Crypto Investment Products See Record $3.8 Billion Exodus in Three-Week Plunge: CoinShares

6 hours ago 9

Crypto investment products have seen unprecedented capital flight in recent days, with record outflows totaling $3.8 billion over three consecutive weeks.

The exodus intensified last week with $2.9 billion withdrawn from digital asset funds, marking the largest weekly outflow on record, according to CoinShares' latest Digital Asset Fund Flows report published Monday.

CoinShares head of research James Butterfill cited several factors as contributing to the trend, including, “the recent Bybit hack, a more hawkish Federal Reserve, and the preceding 19-week inflow streak totaling $29 billion".

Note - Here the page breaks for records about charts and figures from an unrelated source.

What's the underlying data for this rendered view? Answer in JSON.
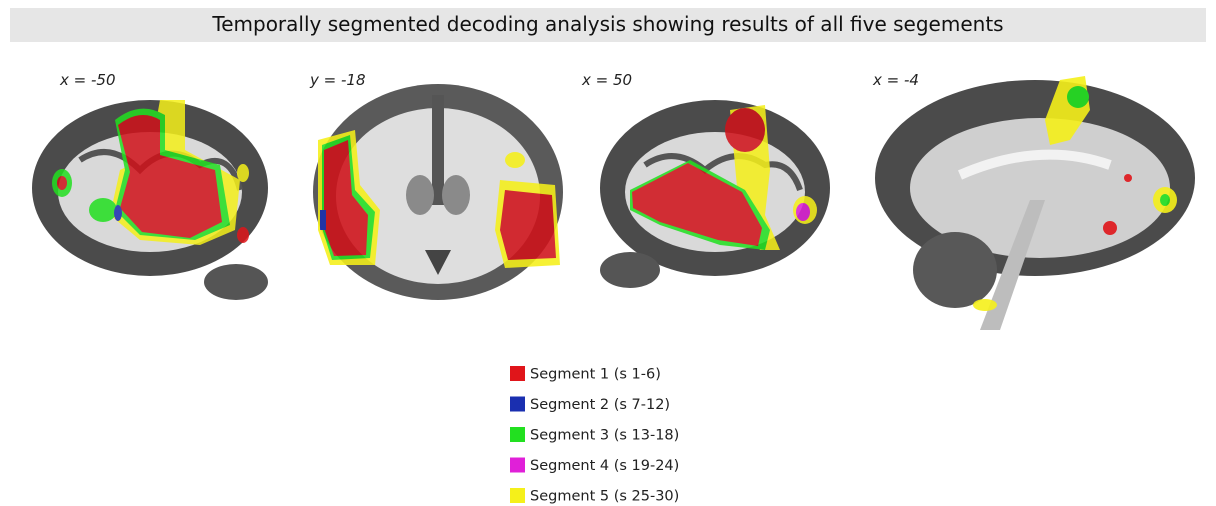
{
  "title": "Temporally segmented decoding analysis showing results of all five segements",
  "panels": [
    {
      "label": "x = -50"
    },
    {
      "label": "y = -18"
    },
    {
      "label": "x = 50"
    },
    {
      "label": "x = -4"
    }
  ],
  "legend": {
    "items": [
      {
        "label": "Segment 1 (s 1-6)",
        "color": "#e0151a"
      },
      {
        "label": "Segment 2 (s 7-12)",
        "color": "#1a2fb0"
      },
      {
        "label": "Segment 3 (s 13-18)",
        "color": "#22e020"
      },
      {
        "label": "Segment 4 (s 19-24)",
        "color": "#e020d8"
      },
      {
        "label": "Segment 5 (s 25-30)",
        "color": "#f5f01a"
      }
    ]
  }
}
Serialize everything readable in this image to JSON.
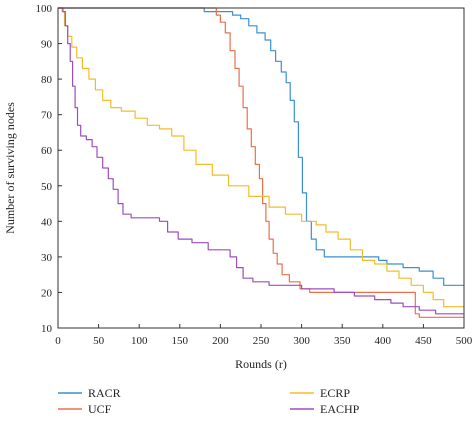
{
  "chart_data": {
    "type": "line",
    "xlabel": "Rounds (r)",
    "ylabel": "Number of surviving nodes",
    "xlim": [
      0,
      500
    ],
    "ylim": [
      10,
      100
    ],
    "xticks": [
      0,
      50,
      100,
      150,
      200,
      250,
      300,
      350,
      400,
      450,
      500
    ],
    "yticks": [
      10,
      20,
      30,
      40,
      50,
      60,
      70,
      80,
      90,
      100
    ],
    "grid": false,
    "legend_position": "bottom",
    "series": [
      {
        "name": "RACR",
        "color": "#3b8fd3",
        "points": [
          [
            0,
            100
          ],
          [
            175,
            100
          ],
          [
            180,
            99
          ],
          [
            205,
            99
          ],
          [
            215,
            98
          ],
          [
            225,
            97
          ],
          [
            235,
            95
          ],
          [
            245,
            93
          ],
          [
            255,
            91
          ],
          [
            262,
            88
          ],
          [
            268,
            85
          ],
          [
            275,
            82
          ],
          [
            281,
            79
          ],
          [
            286,
            74
          ],
          [
            291,
            68
          ],
          [
            296,
            58
          ],
          [
            301,
            48
          ],
          [
            306,
            40
          ],
          [
            312,
            35
          ],
          [
            318,
            32
          ],
          [
            328,
            30
          ],
          [
            360,
            30
          ],
          [
            395,
            29
          ],
          [
            405,
            28
          ],
          [
            425,
            27
          ],
          [
            445,
            26
          ],
          [
            462,
            24
          ],
          [
            475,
            22
          ],
          [
            500,
            22
          ]
        ]
      },
      {
        "name": "UCF",
        "color": "#e8714c",
        "points": [
          [
            0,
            100
          ],
          [
            190,
            100
          ],
          [
            195,
            98
          ],
          [
            200,
            96
          ],
          [
            206,
            93
          ],
          [
            212,
            88
          ],
          [
            218,
            83
          ],
          [
            223,
            78
          ],
          [
            228,
            72
          ],
          [
            233,
            66
          ],
          [
            238,
            61
          ],
          [
            243,
            56
          ],
          [
            248,
            52
          ],
          [
            252,
            45
          ],
          [
            256,
            40
          ],
          [
            260,
            35
          ],
          [
            265,
            31
          ],
          [
            270,
            28
          ],
          [
            276,
            25
          ],
          [
            285,
            23
          ],
          [
            298,
            21
          ],
          [
            310,
            20
          ],
          [
            330,
            20
          ],
          [
            360,
            20
          ],
          [
            405,
            20
          ],
          [
            435,
            20
          ],
          [
            440,
            14
          ],
          [
            445,
            13
          ],
          [
            500,
            13
          ]
        ]
      },
      {
        "name": "ECRP",
        "color": "#f2bd2b",
        "points": [
          [
            0,
            100
          ],
          [
            5,
            99
          ],
          [
            8,
            95
          ],
          [
            12,
            92
          ],
          [
            17,
            89
          ],
          [
            23,
            86
          ],
          [
            30,
            83
          ],
          [
            38,
            80
          ],
          [
            46,
            77
          ],
          [
            55,
            74
          ],
          [
            65,
            72
          ],
          [
            78,
            71
          ],
          [
            95,
            69
          ],
          [
            110,
            67
          ],
          [
            125,
            66
          ],
          [
            140,
            64
          ],
          [
            155,
            60
          ],
          [
            170,
            56
          ],
          [
            190,
            53
          ],
          [
            210,
            50
          ],
          [
            235,
            47
          ],
          [
            260,
            44
          ],
          [
            280,
            42
          ],
          [
            300,
            40
          ],
          [
            318,
            39
          ],
          [
            330,
            37
          ],
          [
            345,
            35
          ],
          [
            360,
            32
          ],
          [
            375,
            29
          ],
          [
            390,
            28
          ],
          [
            405,
            26
          ],
          [
            420,
            24
          ],
          [
            435,
            22
          ],
          [
            450,
            20
          ],
          [
            462,
            18
          ],
          [
            475,
            16
          ],
          [
            500,
            16
          ]
        ]
      },
      {
        "name": "EACHP",
        "color": "#9a4fbf",
        "points": [
          [
            0,
            100
          ],
          [
            6,
            99
          ],
          [
            9,
            95
          ],
          [
            12,
            90
          ],
          [
            15,
            85
          ],
          [
            18,
            78
          ],
          [
            21,
            72
          ],
          [
            24,
            67
          ],
          [
            28,
            64
          ],
          [
            35,
            63
          ],
          [
            42,
            61
          ],
          [
            48,
            58
          ],
          [
            55,
            55
          ],
          [
            62,
            52
          ],
          [
            68,
            49
          ],
          [
            74,
            45
          ],
          [
            80,
            42
          ],
          [
            90,
            41
          ],
          [
            110,
            41
          ],
          [
            125,
            40
          ],
          [
            135,
            37
          ],
          [
            148,
            35
          ],
          [
            165,
            34
          ],
          [
            185,
            32
          ],
          [
            205,
            32
          ],
          [
            212,
            30
          ],
          [
            220,
            27
          ],
          [
            228,
            24
          ],
          [
            240,
            23
          ],
          [
            260,
            22
          ],
          [
            300,
            21
          ],
          [
            340,
            20
          ],
          [
            365,
            19
          ],
          [
            390,
            18
          ],
          [
            410,
            17
          ],
          [
            425,
            16
          ],
          [
            445,
            15
          ],
          [
            465,
            14
          ],
          [
            500,
            14
          ]
        ]
      }
    ]
  }
}
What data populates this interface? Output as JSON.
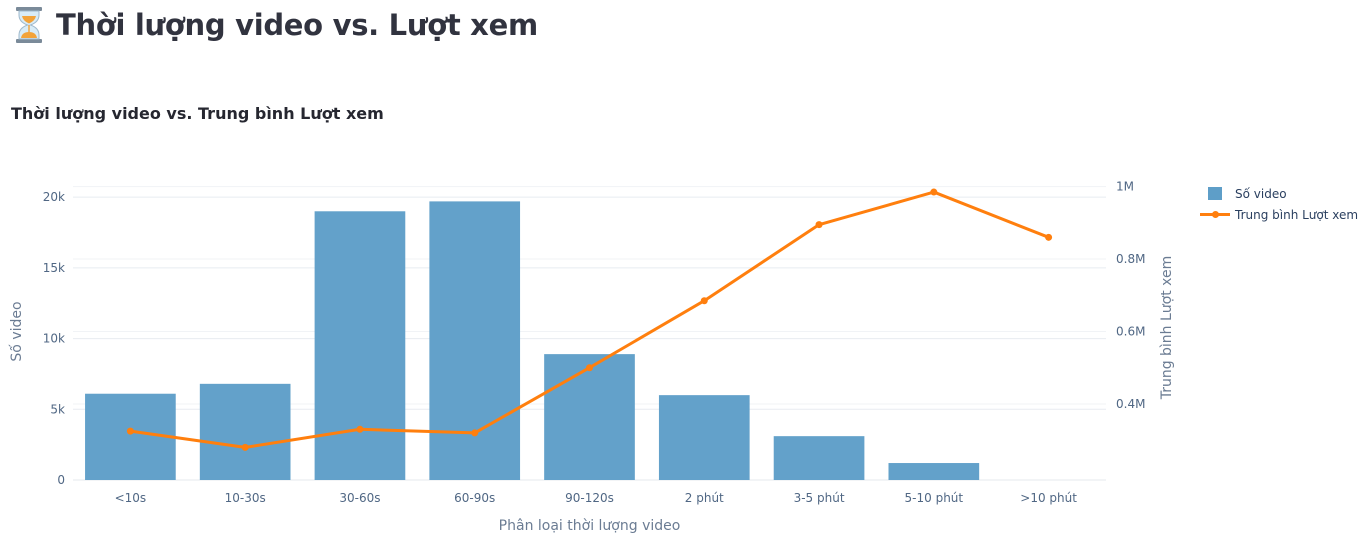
{
  "header": {
    "title": "Thời lượng video vs. Lượt xem",
    "icon": "hourglass-icon"
  },
  "chart_data": {
    "type": "bar",
    "title": "Thời lượng video vs. Trung bình Lượt xem",
    "xlabel": "Phân loại thời lượng video",
    "ylabel": "Số video",
    "y2label": "Trung bình Lượt xem",
    "categories": [
      "<10s",
      "10-30s",
      "30-60s",
      "60-90s",
      "90-120s",
      "2 phút",
      "3-5 phút",
      "5-10 phút",
      ">10 phút"
    ],
    "series": [
      {
        "name": "Số video",
        "type": "bar",
        "axis": "y",
        "color": "#5e9ec8",
        "values": [
          6100,
          6800,
          19000,
          19700,
          8900,
          6000,
          3100,
          1200,
          0
        ]
      },
      {
        "name": "Trung bình Lượt xem",
        "type": "line",
        "axis": "y2",
        "color": "#ff7f0e",
        "values": [
          325000,
          280000,
          330000,
          320000,
          500000,
          685000,
          895000,
          985000,
          860000
        ]
      }
    ],
    "ylim": [
      0,
      21000
    ],
    "y2lim": [
      190000,
      1010000
    ],
    "yticks": [
      {
        "value": 0,
        "label": "0"
      },
      {
        "value": 5000,
        "label": "5k"
      },
      {
        "value": 10000,
        "label": "10k"
      },
      {
        "value": 15000,
        "label": "15k"
      },
      {
        "value": 20000,
        "label": "20k"
      }
    ],
    "y2ticks": [
      {
        "value": 400000,
        "label": "0.4M"
      },
      {
        "value": 600000,
        "label": "0.6M"
      },
      {
        "value": 800000,
        "label": "0.8M"
      },
      {
        "value": 1000000,
        "label": "1M"
      }
    ],
    "grid": true,
    "legend_position": "top-right"
  }
}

Bitcoin bears most of the negative sentiment, having lost over $2.5 billion in the past week alone, even as investors added $2.3 million to short Bitcoin positions.

The outflows also reveal stark geographic disparities in investor behavior during the specified three-week period leading to February 28, 2025.

Of the total, U.S. investors led the exodus with roughly $2.9 billion in withdrawals, followed by Switzerland ($73 million) and Canada ($16.9 million). German investors bucked the trend, adding in $55.3 million during the downturn, suggesting regional differences in market outlook.

The market correction follows an extended bull run that added approximately $29 billion to crypto investment products over 19 consecutive weeks of inflows.

Concerns and causes

In an emailed interview, Butterfill told Decrypt that the report dropped right after President Donald Trump announced the launch of a multi-asset crypto strategic reserve asset.

"This is likely to bolster sentiment and confidence amongst traditional asset managers in investing into the space, likely leading to a reversal of those outflows," Butterfill told Decrypt.

Butterfill was skeptical of why digital assets other than Bitcoin were included in the strategic reserve, given how these "differ significantly in nature" and programmability.

"Unlike Bitcoin, which serves as a fixed-supply asset that can help hedge against a depreciating fiat currency, these assets are more akin to tech investments," Butterfill said, echoing concerns from other crypto figures reacting to the announcement.

Still, beyond the theoretical disagreements, Trump's announcement "suggests a more patriotic stance" toward crypto as a broader tech category, "with little regard for the fundamental qualities of these assets," Butterfill opined.

Such a stance might even extend beyond national interest, suggested CryptoQuant CEO and founder Ki Young Ju, describing the crypto market as “increasingly becoming a weapon of the United States." He said that following President Trump’s re-election, “universal moral standards have declined,” adding that, “Now, if something benefits Trump and serves U.S. national interests, it is no longer considered illegal."

These moves at a strategic crypto reserve, among other initiatives linked to the Trump administration appear as strategies, "to dominate the crypto market and absorb foreign capital," he added.